Jusqu’à l’an dernier, le ministère des Transports croyait que 80 % des routes étaient convenables. Un examen approfondi incluant de nouveaux critères, tels l’orniérage, la fissuration et la réaction au gel, donne aujourd’hui une image moins reluisante.

Entretenir la maison (2)

ÉDITORIAL / La semaine dernière, nous écrivions au sujet de l’état déplorable des rues de Sherbrooke et du choix fort discutable de la nouvelle administration Lussier de réduire le budget d’entretien. Une récente mise à jour du Plan québécois des infrastructures nous offre l’occasion d’aborder cette fois le réseau routier du Québec. Le constat est aussi navrant. La moitié seulement des 30 962 km de routes est considérée dans un état allant de « satisfaisant » à « très bon ».

D’une médiocrité à l’autre, on se désole de la situation sherbrookoise, mais on se console à l’idée que le Québec ne fait guère mieux. Jusqu’à l’an dernier, le ministère des Transports croyait que 80 % des routes étaient convenables. Un examen approfondi incluant de nouveaux critères, tels l’orniérage, la fissuration et la réaction au gel, donne aujourd’hui une image moins reluisante.

Au bas mot, le déficit d’entretien des infrastructures routières atteint pratiquement les 15 milliards de dollars. Aussi bien dire que jamais le Québec ne parviendra à corriger la situation. En dépit d’une injection annuelle de deux milliards de dollars, le déficit d’entretien s’est creusé de 15 % en 2017.

En cette année électorale, les partis d’opposition ont promis de mettre plus d’argent… dans ce panier percé.

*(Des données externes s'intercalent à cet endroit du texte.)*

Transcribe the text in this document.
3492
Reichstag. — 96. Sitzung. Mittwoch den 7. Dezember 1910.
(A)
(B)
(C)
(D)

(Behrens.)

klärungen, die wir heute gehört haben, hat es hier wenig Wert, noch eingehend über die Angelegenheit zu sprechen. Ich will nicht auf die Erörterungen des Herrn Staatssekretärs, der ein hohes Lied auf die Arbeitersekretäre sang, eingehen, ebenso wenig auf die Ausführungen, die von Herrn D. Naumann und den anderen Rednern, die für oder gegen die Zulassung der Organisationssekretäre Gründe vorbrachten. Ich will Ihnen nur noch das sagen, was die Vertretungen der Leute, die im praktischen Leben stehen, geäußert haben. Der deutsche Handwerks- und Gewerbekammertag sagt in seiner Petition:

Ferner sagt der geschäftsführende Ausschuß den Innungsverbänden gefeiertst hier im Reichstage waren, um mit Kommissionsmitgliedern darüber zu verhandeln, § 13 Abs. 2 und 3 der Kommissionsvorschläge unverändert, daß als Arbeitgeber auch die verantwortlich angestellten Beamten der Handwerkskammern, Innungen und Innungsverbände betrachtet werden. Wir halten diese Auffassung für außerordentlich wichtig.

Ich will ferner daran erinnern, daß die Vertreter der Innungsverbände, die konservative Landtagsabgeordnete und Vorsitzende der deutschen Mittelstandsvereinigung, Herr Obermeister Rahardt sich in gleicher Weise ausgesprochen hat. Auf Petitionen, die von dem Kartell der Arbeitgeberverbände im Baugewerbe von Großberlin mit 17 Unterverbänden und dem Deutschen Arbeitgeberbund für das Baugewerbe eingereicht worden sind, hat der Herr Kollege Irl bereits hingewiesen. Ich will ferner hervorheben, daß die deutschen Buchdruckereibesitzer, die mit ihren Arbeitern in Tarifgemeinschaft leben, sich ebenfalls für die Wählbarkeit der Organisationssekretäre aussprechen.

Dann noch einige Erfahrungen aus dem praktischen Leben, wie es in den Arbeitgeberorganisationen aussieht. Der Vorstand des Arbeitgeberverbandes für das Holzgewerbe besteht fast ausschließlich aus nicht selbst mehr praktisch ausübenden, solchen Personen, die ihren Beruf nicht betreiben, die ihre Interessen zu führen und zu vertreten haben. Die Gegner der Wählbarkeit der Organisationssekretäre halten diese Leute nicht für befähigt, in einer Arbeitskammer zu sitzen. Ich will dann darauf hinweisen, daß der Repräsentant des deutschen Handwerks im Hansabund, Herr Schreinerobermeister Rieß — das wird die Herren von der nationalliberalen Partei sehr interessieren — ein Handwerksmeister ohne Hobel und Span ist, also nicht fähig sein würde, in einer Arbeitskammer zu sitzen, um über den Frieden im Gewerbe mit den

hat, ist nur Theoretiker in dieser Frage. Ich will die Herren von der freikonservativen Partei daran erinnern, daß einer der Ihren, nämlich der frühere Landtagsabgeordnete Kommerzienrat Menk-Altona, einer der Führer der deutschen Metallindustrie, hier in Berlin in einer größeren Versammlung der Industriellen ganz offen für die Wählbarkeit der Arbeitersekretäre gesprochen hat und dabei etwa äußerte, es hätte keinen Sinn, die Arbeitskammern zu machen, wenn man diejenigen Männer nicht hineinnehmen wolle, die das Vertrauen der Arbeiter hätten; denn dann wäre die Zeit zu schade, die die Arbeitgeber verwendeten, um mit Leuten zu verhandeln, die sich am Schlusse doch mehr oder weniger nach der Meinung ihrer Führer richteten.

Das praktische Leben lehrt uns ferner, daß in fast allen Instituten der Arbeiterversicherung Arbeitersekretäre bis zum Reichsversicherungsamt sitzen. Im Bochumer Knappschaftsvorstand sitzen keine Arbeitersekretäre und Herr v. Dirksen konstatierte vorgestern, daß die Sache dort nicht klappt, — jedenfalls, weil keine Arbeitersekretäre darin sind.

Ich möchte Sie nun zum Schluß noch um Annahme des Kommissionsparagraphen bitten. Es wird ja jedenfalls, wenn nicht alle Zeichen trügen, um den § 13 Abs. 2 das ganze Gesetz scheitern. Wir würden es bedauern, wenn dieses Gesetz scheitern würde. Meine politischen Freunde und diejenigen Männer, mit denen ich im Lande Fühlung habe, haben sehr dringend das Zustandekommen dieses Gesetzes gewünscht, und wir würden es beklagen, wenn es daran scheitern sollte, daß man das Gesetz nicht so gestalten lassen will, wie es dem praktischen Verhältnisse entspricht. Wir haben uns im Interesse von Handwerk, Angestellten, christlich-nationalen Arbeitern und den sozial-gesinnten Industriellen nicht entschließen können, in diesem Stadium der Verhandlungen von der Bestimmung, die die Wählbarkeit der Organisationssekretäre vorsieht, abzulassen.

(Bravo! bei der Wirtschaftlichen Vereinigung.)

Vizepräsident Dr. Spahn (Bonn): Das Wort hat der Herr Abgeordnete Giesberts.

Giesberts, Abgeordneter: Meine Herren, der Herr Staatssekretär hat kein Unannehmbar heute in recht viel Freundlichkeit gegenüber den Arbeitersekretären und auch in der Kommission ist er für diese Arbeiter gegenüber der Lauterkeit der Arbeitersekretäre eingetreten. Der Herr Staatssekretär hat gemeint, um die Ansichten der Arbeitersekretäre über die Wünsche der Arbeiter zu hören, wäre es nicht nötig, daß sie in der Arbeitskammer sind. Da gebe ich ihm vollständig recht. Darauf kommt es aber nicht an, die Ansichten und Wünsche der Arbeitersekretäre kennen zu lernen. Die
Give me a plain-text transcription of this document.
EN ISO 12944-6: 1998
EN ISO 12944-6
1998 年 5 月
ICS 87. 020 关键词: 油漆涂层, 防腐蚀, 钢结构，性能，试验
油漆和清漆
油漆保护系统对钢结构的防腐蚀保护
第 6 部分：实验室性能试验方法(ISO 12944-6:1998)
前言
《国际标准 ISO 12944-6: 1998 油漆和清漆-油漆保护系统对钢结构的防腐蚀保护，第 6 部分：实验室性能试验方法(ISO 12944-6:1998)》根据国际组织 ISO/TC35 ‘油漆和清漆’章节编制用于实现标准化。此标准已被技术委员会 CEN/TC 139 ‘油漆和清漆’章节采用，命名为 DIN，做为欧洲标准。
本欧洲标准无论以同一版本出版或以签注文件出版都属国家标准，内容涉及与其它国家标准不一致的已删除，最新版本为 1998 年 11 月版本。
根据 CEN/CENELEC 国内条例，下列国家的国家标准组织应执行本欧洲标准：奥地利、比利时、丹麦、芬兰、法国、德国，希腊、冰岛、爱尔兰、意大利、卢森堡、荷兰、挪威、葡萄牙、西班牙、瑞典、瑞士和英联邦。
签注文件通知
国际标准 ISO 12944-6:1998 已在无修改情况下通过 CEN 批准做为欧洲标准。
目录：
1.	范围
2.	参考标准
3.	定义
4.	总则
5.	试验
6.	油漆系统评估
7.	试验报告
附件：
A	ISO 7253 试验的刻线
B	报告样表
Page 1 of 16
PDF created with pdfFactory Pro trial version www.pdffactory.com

Gabriel Nadeau-Dubois de Québec solidaire a pour sa part eu un début de génie en proposant de mettre un frein à tout nouveau projet routier afin de concentrer les fonds disponibles dans le réseau existant. C’est déjà une façon différente de voir les choses.

Albert Einstein disait que « la folie, c’est de faire toujours la même chose et de s’attendre à un résultat différent ». N’est-il pas temps au Québec de revoir nos façons de faire pour arrêter de passer pour les « ticounes » de la planète? Nos facultés de génie sont parmi les meilleures au monde et nos étudiants sont aussi brillants sinon plus que les autres. Pourquoi ne pas leur donner les moyens de leurs ambitions en relevant nos normes en matière de construction de routes.

Ce n’est pas un mystère si l’état de la chaussée s’améliore soudain comme par magie dès les frontières franchies. Les normes de construction au Vermont sont deux fois plus élevées que les nôtres. Nous avons déjà écrit que le Québec a tout pour devenir un modèle mondial en matière de construction de route. Notre climat capricieux, avec ces gels et dégels constants, la pluie en hiver, nous offre un banc d’essai unique.

Pour se convaincre de l’état minable de nos routes, il suffit d’emprunter l’autoroute 10 entre les sorties 137 et 140 de Sherbrooke ou encore la 410 à la hauteur de l’ancien Relais St-François. Les ornières creusées par les camions y rendent la conduite périlleuse, n’en déplaise au ministre André Fortin qui soutient que le réseau routier n’est pas dangereux. Parlant des camions, il serait peut-être temps pour le ministère des Transports de mettre un peu d’ordre dans les permis autorisant une surcharge de ces poids lourds. Comment voulez-vous conserver des routes en bon état lorsqu’elles sont construites selon des normes minimales et qu’en plus vous les soumettez à des charges excessives?

La situation du réseau routier québécois est catastrophique. Cette honte nationale pourrait pourtant être transformée en fierté. Pour redresser la barre, il importe aujourd’hui de revoir nos manières de faire. Au rythme actuel, jamais nous n’y arriverons, à moins bien sûr de s’attaquer sérieusement à l’évasion fiscale. Mais, cela est une autre histoire.